American Legion Field
- Interactive map of American Legion Field
- Address: Florence, South Carolina
- Coordinates: 34°11′40″N 79°42′48″W﻿ / ﻿34.194406°N 79.713396°W
- Capacity: 3,500
- Field size: Left field: 305 ft (93 m) Center field: 385 ft (117 m) Right field: 305 ft (93 m)

Construction
- Opened: 1968

Tenants
- Florence Blue Jays (SAL) 1981-1986 Florence Flame (ACL) 1995 Florence RedWolves (CPL) 1998-2012 Florence–Darlington Tech Stingers 2004-2012 Florence Legion Post 1

= American Legion Field (Florence) =

Baseball venue in South Carolina

American Legion Field is a baseball venue in Florence, South Carolina, United States. The venue was built in 1968 and has a capacity of 3,500. The field's dimensions are 305 ft. down the foul lines, 335 ft. to the gaps, and 385 ft. to dead center field.

==Former tenants==
Between 1981 and 1986, the park was home to the Florence Blue Jays of the South Atlantic League. The park hosted the Florence Flame of the now defunct Atlantic Coast League for one season in 1995.

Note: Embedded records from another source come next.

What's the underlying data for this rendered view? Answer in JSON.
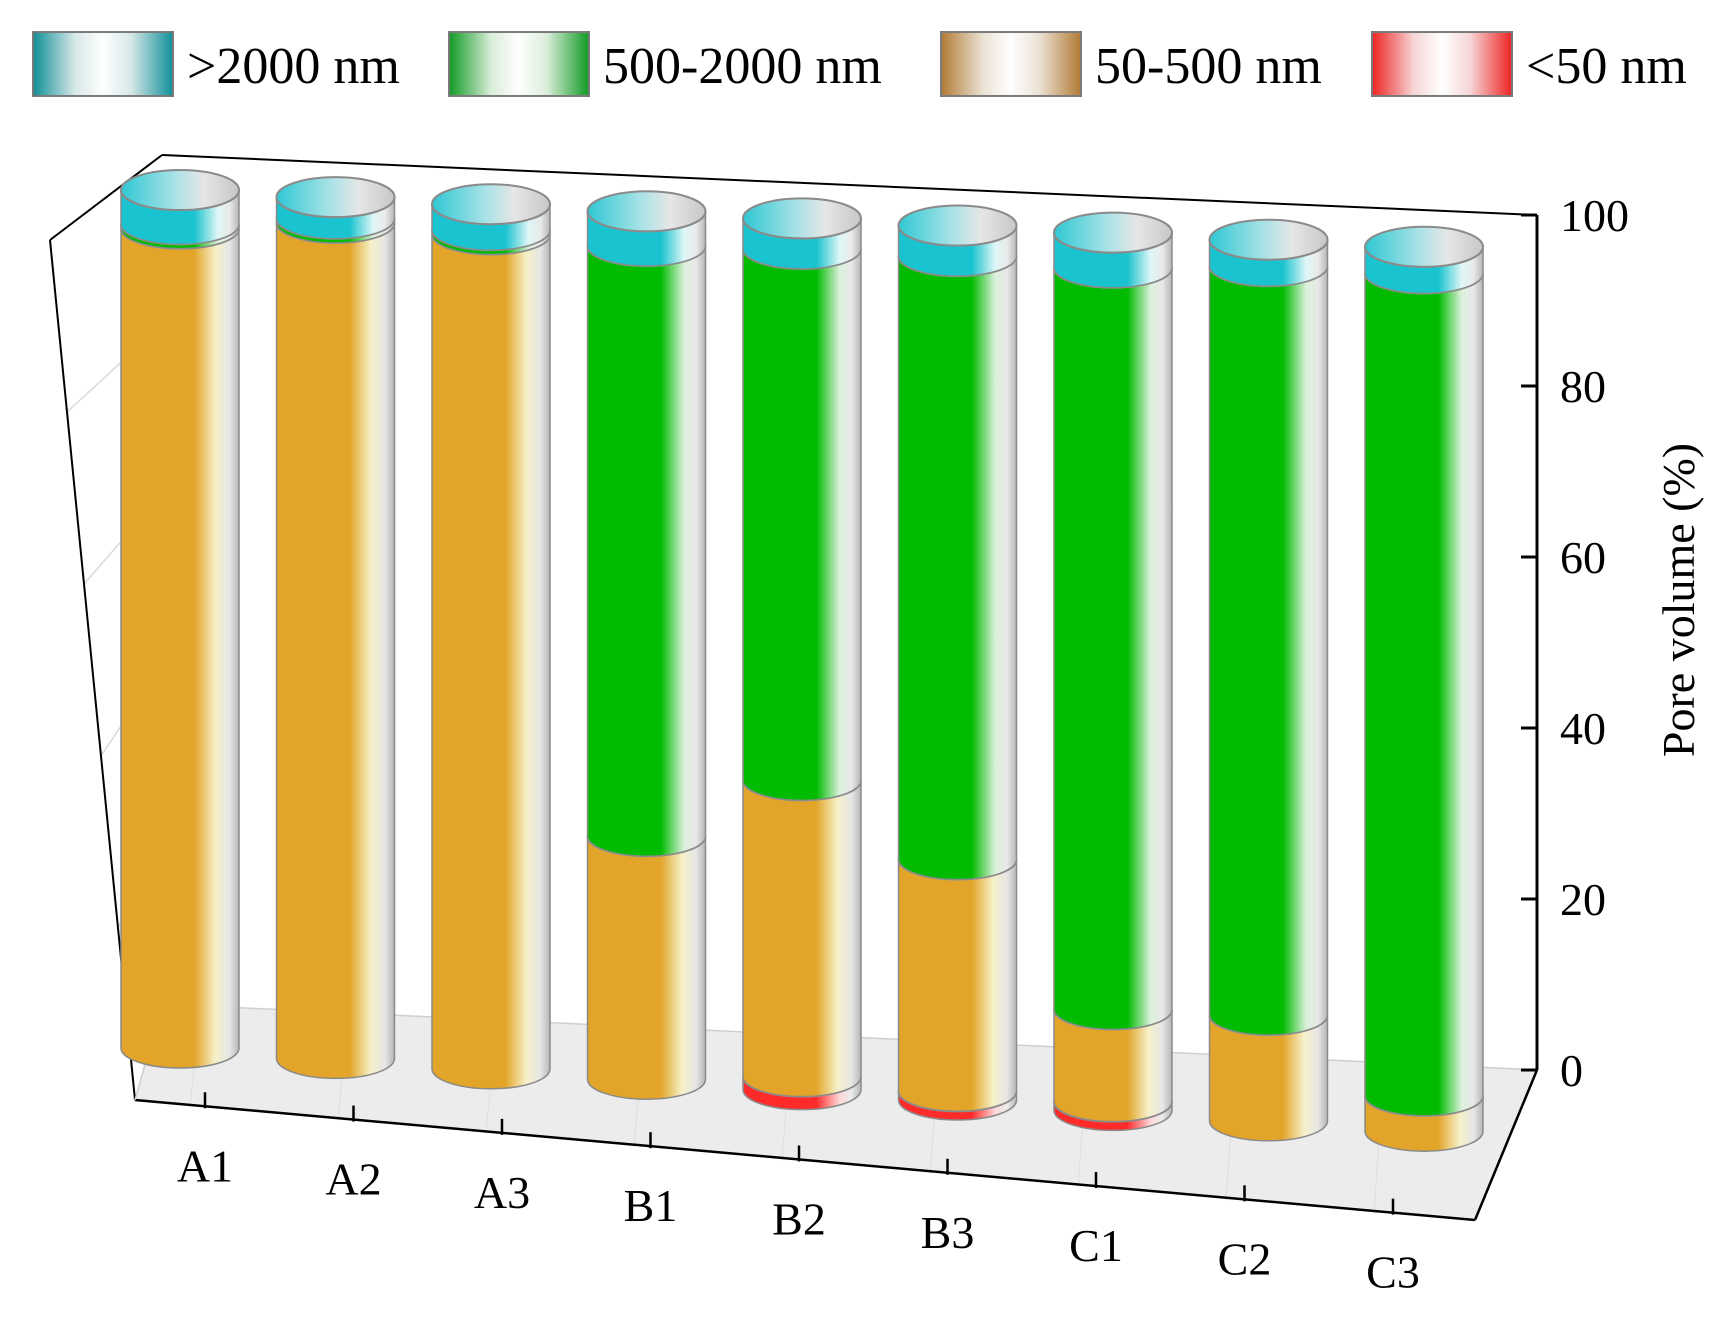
{
  "chart_data": {
    "type": "bar",
    "stacked": true,
    "style": "3d-cylinder",
    "categories": [
      "A1",
      "A2",
      "A3",
      "B1",
      "B2",
      "B3",
      "C1",
      "C2",
      "C3"
    ],
    "series": [
      {
        "name": "<50 nm",
        "color": "#ff2b2b",
        "values": [
          0,
          0,
          0,
          0,
          1.5,
          1.0,
          1.0,
          0,
          0
        ]
      },
      {
        "name": "50-500 nm",
        "color": "#e2a529",
        "values": [
          95.5,
          97.0,
          96.5,
          28.0,
          34.0,
          26.5,
          10.5,
          12.0,
          4.0
        ]
      },
      {
        "name": "500-2000 nm",
        "color": "#00bb00",
        "values": [
          0.5,
          0.5,
          0.5,
          68.0,
          61.0,
          69.0,
          84.5,
          85.0,
          93.0
        ]
      },
      {
        "name": ">2000 nm",
        "color": "#19c3cf",
        "values": [
          4.0,
          2.5,
          3.0,
          4.0,
          3.5,
          3.5,
          4.0,
          3.0,
          3.0
        ]
      }
    ],
    "legend": [
      {
        "label": ">2000 nm",
        "color": "#0e8f97"
      },
      {
        "label": "500-2000 nm",
        "color": "#0f9a24"
      },
      {
        "label": "50-500 nm",
        "color": "#b07a35"
      },
      {
        "label": "<50 nm",
        "color": "#ee2222"
      }
    ],
    "ylabel": "Pore volume (%)",
    "xlabel": "",
    "yticks": [
      0,
      20,
      40,
      60,
      80,
      100
    ],
    "ylim": [
      0,
      100
    ],
    "legend_position": "top"
  }
}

It was the home of the Florence RedWolves of the Coastal Plain League, a collegiate summer baseball league. The RedWolves played at the field from 1998 to 2012, before moving to nearby Francis Marion University's Sparrow Stadium during the 2012 season. American Legion Field no longer met Coastal Plain League standards, lacking a visitors clubhouse and having questionable field conditions.

This was also home to the Florence–Darlington Tech (JUCO) Stingers baseball team from 2004 to 2012 before they moved to Francis Marion University, splitting home games between old Cormell Field and Sparrow Stadium.